Investments are an essential component of any retirement plan. A growing trend in the defined contribution (DC) world, according to Danaher, senior vice president and managing director of defined contribution solutions at Northern Trust Asset Management, is the collaboration between investment manager and plan sponsor.
“Our job is to oversee the implementation of the design and the product, and push it to our clients in the marketplace,” Danaher tells PLANSPONSOR. Product development and portfolio management capabilities work together. The market indicates that a strategy or vehicle to solve a particular issue is desired, and that is how an asset manager manufactures products.
Plan sponsor clients want more than just the product from the investment manager, Danaher says. They are increasingly asking for help in communicating the product and the purpose of the strategy to participants. This collaboration has been occurring more often in large plans over the last four to five years, according to Danaher. It is no longer just the adviser who works on education with participants, but a collaborative effort that coordinates consultant, plan sponsor and recordkeeper, since they are the conduit to the participant.
“In challenging economic times, plan sponsors are saying, ‘It’s your product. No one understands it better than you,’” Danaher explains. The role of the asset manager includes making access to products more efficient and streamlined, and ensuring that it transitions smoothly on the recordkeeper’s platform.
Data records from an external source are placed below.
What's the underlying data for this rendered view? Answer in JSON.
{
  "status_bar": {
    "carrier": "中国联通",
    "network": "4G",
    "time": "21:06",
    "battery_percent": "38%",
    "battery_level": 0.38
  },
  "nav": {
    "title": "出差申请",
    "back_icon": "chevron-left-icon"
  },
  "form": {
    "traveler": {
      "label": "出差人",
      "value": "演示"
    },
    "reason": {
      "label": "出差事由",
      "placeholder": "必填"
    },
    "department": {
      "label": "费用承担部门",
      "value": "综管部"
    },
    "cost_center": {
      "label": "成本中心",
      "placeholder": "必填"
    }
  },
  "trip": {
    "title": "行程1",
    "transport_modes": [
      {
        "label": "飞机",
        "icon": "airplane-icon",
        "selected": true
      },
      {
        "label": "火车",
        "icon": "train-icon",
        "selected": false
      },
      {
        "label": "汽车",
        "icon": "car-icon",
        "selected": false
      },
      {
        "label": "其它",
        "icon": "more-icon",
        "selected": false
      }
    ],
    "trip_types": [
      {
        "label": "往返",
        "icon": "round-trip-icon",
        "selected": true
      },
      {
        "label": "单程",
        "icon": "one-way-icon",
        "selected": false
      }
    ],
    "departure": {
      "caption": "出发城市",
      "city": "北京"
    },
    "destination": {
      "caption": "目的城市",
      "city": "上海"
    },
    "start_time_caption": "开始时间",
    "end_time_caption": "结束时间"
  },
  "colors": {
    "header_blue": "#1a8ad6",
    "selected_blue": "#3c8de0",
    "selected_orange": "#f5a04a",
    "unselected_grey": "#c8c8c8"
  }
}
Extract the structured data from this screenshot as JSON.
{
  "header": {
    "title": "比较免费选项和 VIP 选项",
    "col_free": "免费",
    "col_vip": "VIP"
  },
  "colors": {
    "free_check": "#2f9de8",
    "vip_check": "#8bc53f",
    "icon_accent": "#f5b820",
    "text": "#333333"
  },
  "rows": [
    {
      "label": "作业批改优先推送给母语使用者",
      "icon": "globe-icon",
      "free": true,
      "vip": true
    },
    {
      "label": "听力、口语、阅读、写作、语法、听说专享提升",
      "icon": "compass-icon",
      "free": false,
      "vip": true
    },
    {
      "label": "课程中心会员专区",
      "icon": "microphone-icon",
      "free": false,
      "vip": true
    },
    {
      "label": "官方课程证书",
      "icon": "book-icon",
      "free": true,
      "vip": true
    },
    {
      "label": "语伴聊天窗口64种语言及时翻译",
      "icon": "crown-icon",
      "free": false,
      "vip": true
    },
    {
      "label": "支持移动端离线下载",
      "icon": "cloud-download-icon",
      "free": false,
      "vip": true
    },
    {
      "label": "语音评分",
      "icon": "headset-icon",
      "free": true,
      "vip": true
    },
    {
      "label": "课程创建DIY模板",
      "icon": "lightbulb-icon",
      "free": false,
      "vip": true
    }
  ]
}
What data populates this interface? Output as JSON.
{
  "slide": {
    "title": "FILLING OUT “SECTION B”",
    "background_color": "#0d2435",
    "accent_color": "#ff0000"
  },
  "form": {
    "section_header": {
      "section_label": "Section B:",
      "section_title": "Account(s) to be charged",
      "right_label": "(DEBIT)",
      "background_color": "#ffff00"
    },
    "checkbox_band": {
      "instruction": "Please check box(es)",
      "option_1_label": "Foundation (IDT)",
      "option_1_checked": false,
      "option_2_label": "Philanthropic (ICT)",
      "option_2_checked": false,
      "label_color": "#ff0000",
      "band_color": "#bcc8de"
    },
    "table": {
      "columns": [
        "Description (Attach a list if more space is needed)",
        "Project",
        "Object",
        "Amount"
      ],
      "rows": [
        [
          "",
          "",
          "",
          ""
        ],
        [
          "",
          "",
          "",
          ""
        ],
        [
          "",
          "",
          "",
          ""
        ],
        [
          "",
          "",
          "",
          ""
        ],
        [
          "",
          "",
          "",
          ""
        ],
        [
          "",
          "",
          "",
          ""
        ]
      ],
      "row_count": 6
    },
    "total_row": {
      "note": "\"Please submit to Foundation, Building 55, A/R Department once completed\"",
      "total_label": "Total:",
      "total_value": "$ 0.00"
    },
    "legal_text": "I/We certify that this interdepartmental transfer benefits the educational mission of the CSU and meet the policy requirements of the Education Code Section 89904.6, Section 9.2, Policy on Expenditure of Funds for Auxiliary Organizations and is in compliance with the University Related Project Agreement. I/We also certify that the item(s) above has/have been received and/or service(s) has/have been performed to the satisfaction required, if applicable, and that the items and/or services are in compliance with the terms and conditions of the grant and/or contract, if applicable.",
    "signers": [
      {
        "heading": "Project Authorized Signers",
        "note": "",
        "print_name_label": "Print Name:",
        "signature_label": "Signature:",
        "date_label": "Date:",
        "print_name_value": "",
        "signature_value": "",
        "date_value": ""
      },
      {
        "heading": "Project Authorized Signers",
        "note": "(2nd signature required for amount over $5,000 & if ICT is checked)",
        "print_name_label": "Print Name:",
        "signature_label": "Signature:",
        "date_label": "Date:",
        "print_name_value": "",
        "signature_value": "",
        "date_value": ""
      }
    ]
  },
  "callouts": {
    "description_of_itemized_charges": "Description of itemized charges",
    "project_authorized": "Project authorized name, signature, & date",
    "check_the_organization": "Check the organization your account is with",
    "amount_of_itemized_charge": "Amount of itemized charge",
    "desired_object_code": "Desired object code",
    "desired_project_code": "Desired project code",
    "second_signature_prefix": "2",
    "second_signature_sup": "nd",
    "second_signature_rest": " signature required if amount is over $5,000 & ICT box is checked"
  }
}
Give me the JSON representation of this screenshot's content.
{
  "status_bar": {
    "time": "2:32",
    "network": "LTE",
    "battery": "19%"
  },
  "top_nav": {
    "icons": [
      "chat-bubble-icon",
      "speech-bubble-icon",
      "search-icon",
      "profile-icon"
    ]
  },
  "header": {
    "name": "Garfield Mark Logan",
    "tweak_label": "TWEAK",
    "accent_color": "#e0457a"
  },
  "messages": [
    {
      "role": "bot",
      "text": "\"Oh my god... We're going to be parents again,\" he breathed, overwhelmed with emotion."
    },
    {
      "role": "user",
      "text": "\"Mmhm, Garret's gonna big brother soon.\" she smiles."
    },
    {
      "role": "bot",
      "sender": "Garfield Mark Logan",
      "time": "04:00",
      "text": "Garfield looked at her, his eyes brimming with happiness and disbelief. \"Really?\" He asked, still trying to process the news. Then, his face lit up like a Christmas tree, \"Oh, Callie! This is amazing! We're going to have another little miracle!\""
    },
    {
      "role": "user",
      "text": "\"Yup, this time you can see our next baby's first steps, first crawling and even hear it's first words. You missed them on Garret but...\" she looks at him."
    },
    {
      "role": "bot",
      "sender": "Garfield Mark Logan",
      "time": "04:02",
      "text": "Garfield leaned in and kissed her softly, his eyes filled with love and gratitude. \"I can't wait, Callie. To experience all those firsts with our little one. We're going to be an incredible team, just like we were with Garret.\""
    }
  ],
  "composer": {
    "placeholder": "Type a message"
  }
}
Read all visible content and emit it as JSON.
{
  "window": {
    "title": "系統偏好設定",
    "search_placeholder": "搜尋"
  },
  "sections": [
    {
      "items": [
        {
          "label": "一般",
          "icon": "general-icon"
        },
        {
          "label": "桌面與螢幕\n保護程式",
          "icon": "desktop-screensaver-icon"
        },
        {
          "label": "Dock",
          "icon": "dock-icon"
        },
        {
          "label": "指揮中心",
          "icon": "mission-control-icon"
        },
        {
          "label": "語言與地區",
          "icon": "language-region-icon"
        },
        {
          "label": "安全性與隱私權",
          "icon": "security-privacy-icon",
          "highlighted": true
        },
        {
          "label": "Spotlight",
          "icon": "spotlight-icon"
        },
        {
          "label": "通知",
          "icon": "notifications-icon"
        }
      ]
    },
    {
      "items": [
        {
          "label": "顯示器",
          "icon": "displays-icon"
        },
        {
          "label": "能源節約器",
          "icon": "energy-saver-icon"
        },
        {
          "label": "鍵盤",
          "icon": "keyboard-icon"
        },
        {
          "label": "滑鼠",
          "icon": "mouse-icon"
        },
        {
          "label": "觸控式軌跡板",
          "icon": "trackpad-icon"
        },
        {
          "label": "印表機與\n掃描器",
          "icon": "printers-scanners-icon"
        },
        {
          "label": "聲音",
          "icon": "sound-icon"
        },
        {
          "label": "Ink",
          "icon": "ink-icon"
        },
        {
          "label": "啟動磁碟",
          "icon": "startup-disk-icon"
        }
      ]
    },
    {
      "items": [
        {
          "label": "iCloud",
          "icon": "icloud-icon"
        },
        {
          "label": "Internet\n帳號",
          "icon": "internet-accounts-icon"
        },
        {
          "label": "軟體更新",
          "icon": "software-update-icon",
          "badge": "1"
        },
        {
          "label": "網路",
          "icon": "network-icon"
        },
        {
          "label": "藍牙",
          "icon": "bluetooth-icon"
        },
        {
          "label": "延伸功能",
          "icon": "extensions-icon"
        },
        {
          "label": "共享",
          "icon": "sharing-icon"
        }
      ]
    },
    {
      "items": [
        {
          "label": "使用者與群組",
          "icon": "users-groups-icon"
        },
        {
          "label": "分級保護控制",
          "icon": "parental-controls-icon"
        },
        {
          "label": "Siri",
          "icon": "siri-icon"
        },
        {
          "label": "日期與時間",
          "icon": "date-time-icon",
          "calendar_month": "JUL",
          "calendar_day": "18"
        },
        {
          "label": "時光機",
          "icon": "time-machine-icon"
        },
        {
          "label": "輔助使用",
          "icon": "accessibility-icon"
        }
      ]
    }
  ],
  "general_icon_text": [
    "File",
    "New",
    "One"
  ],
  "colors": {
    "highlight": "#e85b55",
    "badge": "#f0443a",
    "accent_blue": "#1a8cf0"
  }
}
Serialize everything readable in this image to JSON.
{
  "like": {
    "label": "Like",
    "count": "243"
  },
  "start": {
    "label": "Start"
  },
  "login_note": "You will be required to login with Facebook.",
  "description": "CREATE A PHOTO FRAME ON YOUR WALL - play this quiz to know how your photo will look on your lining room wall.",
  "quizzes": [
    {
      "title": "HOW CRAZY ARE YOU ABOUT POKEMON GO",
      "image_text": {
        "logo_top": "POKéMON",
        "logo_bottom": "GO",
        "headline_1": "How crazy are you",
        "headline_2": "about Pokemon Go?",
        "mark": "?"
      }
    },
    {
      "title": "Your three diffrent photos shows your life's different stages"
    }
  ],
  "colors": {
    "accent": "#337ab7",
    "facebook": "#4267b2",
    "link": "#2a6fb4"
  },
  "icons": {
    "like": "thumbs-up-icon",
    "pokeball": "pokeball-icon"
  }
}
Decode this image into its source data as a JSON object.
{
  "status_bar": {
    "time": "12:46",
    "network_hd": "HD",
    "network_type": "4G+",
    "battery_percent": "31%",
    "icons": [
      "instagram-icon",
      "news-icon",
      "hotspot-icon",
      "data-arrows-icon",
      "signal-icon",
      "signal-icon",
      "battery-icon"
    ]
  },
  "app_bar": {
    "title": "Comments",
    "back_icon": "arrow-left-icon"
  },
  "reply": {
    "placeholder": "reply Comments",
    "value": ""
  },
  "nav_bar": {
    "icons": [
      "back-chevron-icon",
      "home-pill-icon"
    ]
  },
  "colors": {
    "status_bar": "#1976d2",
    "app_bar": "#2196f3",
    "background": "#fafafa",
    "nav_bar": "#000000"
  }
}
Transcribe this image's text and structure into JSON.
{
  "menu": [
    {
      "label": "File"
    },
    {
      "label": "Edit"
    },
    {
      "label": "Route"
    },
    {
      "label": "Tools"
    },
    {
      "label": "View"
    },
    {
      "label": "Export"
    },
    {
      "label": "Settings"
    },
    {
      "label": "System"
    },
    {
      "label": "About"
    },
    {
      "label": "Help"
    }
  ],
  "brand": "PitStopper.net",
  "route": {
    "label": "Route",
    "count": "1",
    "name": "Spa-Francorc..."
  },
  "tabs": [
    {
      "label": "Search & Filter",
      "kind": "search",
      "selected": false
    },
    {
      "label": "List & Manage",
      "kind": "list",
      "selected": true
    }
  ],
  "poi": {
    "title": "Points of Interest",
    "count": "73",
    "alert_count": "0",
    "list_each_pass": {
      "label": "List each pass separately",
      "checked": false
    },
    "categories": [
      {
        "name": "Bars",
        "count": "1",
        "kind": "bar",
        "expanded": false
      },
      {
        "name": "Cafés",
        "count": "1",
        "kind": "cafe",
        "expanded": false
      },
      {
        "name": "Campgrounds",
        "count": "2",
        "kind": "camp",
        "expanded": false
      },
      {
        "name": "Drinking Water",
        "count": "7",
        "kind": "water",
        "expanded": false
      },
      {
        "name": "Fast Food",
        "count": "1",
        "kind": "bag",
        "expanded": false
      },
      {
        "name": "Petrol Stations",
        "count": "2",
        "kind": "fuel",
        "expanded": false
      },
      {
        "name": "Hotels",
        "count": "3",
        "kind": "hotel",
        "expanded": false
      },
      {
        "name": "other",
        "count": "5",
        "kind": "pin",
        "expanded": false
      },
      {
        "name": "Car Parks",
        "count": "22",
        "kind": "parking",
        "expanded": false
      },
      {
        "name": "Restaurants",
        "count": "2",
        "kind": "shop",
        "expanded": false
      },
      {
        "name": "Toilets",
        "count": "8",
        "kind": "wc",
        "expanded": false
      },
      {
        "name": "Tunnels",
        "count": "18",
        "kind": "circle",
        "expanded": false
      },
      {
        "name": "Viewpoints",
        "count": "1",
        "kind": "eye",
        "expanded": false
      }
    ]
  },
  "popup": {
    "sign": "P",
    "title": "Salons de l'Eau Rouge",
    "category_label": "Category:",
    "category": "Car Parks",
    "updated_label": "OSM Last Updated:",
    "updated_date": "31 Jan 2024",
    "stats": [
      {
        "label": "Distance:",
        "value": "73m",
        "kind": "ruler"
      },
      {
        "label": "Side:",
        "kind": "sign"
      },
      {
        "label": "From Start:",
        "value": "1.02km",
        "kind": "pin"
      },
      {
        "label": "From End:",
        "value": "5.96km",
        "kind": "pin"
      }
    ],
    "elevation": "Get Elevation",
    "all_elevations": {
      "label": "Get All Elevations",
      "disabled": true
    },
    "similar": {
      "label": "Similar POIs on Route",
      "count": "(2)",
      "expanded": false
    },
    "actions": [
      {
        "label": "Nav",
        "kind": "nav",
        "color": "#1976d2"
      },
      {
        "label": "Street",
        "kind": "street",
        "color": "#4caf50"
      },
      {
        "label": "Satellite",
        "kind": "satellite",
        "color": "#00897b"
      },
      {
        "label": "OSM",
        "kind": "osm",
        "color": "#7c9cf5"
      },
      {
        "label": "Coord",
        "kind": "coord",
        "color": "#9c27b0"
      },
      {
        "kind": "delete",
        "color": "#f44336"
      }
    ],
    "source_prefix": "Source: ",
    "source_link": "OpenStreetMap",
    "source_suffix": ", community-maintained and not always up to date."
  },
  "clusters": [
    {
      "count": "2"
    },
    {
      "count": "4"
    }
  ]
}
Participants are the consumers of the benefits of a plan, Danaher says, and plan sponsors should help their participants determine what kind of consumers they are. The fund lineup can reflect four types of participant, from those who want less involvement to those who are very actively involved in their investments.
If the plan sponsor considers a spectrum of consumers, on one end are participants who want little to no involvement. At the opposite end are those who are highly involved and very interested in spending time on asset allocation. “We say it’s about involvement, not sophistication,” Danaher says. “How much time does someone want to put into their asset allocation?”
The plan’s fund lineup should include what Danaher calls “pre-mixed” asset-allocation options for participants who want less involvement. Those who want more involvement but do not want to spend much time can choose from core funds, which Danaher describes as very basic asset classes, such as broad market U.S. caps, or a 50/50 mix of equities and fixed income. Extended core funds have more shading and detail. Highly involved participants can be offered a self-directed brokerage option.
Goal setting for participants is a key focus for Northern Trust. “Our mantra is: it’s all about the outcome,” Danaher says, adding that income projections are an important way to help participants understand what they are building toward.
But getting participants engaged is a priority, Danaher says. “How are we engaging them?” he asks. Ongoing research from Northern Trust identified steps that plan sponsors can take to promote greater engagement among younger workers, for example. Plans can tighten conditions on or even eliminate loan options. The more auto features, the better. A plan sponsor can consider an automatic deferral escalation to 10%.
Use of social networking, online and mobile technology is likelier to catch the attention of younger workers than depending on traditional education tools. But make sure the messaging and goals are tailored to the needs of younger employees. “We need to engage them, but not scare them,” Danaher says.
“From a 401(k) standpoint, we need to get participants more focused on why they are in the plan," Danaher says. "The focus needs to be more on helping people see where they’re going, and how they can best get there."